MOGADISHU (Arrahmah.id) – Dewan Keamanan PBB telah memilih untuk mempertahankan embargo senjata di Somalia di atas keberatan yang kuat dari pemerintahnya, mengatakan Asy Syabaab masih secara serius mengancam perdamaian dan stabilitas di kawasan itu dan sanksi diperlukan untuk menurunkan aktivitasnya.
Resolusi tersebut, yang juga mengungkapkan keprihatinan atas berlanjutnya kehadiran afiliasi kelompok ISIS di negara Tanduk Afrika itu, pada Kamis (17/11/2022) disetujui dengan suara 11-0, dengan Rusia, Cina, Gabon dan Ghana memilih abstain untuk mendukung seruan pemerintah Somalia, untuk mencabut embargo senjata, lansir Al Jazeera (18/11).
Resolusi yang dirancang Inggris memang mengubah embargo senjata untuk mencerminkan kemajuan pemerintah dalam meningkatkan pengelolaan senjata dan amunisinya.

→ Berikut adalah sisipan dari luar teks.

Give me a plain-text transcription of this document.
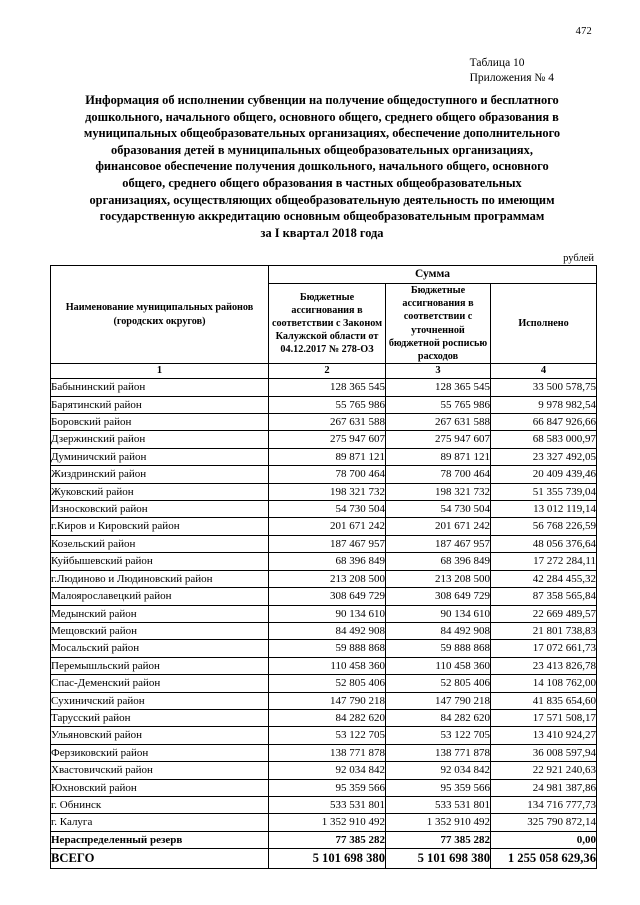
472
Таблица 10
Приложения № 4
Информация об исполнении субвенции на получение общедоступного и бесплатного
дошкольного, начального общего, основного общего, среднего общего образования в
муниципальных общеобразовательных организациях, обеспечение дополнительного
образования детей в муниципальных общеобразовательных организациях,
финансовое обеспечение получения дошкольного, начального общего, основного
общего, среднего общего образования в частных общеобразовательных
организациях, осуществляющих общеобразовательную деятельность по имеющим
государственную аккредитацию основным общеобразовательным программам
за I квартал 2018 года
рублей
Наименование муниципальных районов (городских округов)	Сумма		
	Бюджетные ассигнования в соответствии с Законом Калужской области от 04.12.2017 № 278-ОЗ	Бюджетные ассигнования в соответствии с уточненной бюджетной росписью расходов	Исполнено
1	2	3	4
Бабынинский район	128 365 545	128 365 545	33 500 578,75
Барятинский район	55 765 986	55 765 986	9 978 982,54
Боровский район	267 631 588	267 631 588	66 847 926,66
Дзержинский район	275 947 607	275 947 607	68 583 000,97
Думиничский район	89 871 121	89 871 121	23 327 492,05
Жиздринский район	78 700 464	78 700 464	20 409 439,46
Жуковский район	198 321 732	198 321 732	51 355 739,04
Износковский район	54 730 504	54 730 504	13 012 119,14
г.Киров и Кировский район	201 671 242	201 671 242	56 768 226,59
Козельский район	187 467 957	187 467 957	48 056 376,64
Куйбышевский район	68 396 849	68 396 849	17 272 284,11
г.Людиново и Людиновский район	213 208 500	213 208 500	42 284 455,32
Малоярославецкий район	308 649 729	308 649 729	87 358 565,84
Медынский район	90 134 610	90 134 610	22 669 489,57
Мещовский район	84 492 908	84 492 908	21 801 738,83
Мосальский район	59 888 868	59 888 868	17 072 661,73
Перемышльский район	110 458 360	110 458 360	23 413 826,78
Спас-Деменский район	52 805 406	52 805 406	14 108 762,00
Сухиничский район	147 790 218	147 790 218	41 835 654,60
Тарусский район	84 282 620	84 282 620	17 571 508,17
Ульяновский район	53 122 705	53 122 705	13 410 924,27
Ферзиковский район	138 771 878	138 771 878	36 008 597,94
Хвастовичский район	92 034 842	92 034 842	22 921 240,63
Юхновский район	95 359 566	95 359 566	24 981 387,86
г. Обнинск	533 531 801	533 531 801	134 716 777,73
г. Калуга	1 352 910 492	1 352 910 492	325 790 872,14
Нераспределенный резерв	77 385 282	77 385 282	0,00
ВСЕГО	5 101 698 380	5 101 698 380	1 255 058 629,36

Ini termasuk mengizinkan Somalia untuk mengimpor rudal, mortir kaliber lebih tinggi, senjata anti-tank berpemandu, beberapa pesawat dan kapal yang dirancang atau dimodifikasi untuk penggunaan militer, dan drone tempur untuk digunakan oleh pasukan keamanan dan polisinya –kecuali jika Komite DK PBB memantau objek sanksi dalam waktu lima hari kerja sejak menerima pemberitahuan dari pemerintah.
James Kariuki, wakil duta besar Inggris untuk PBB, mengatakan tolok ukur yang diidentifikasi setelah penilaian teknis baru-baru ini yang menyoroti kemajuan Somalia memberikan “peta jalan yang jelas yang akan membantu dewan ini membuat perubahan lebih lanjut terhadap tindakan senjata dan amunisi di masa depan”.
“Langkah yang dibuat hari ini akan menyederhanakan proses untuk Somalia dan mitranya, serta membantu mempercepat perjalanan tersebut,” katanya.
Resolusi tersebut tetap memberlakukan embargo senjata yang dikodifikasi, larangan penjualan atau transfer komponen kunci alat peledak rakitan yang digunakan Asy Syabaab, larangan impor dan ekspor arang Somalia yang merupakan penghasil uang utama, dan larangan perjalanan, dan pembekuan aset pada individu yang mengancam perdamaian dan terkait dengan Asy Syabaab, termasuk dengan membiayai atau memfasilitasi aktivitasnya.
DK PBB memberlakukan embargo senjata di Somalia pada 1992 untuk memotong aliran senjata ke orang-orang kuat berbasis klan yang menggulingkan pemimpin Mohamed Siad Barre tahun sebelumnya, menjerumuskan negara itu ke dalam perang.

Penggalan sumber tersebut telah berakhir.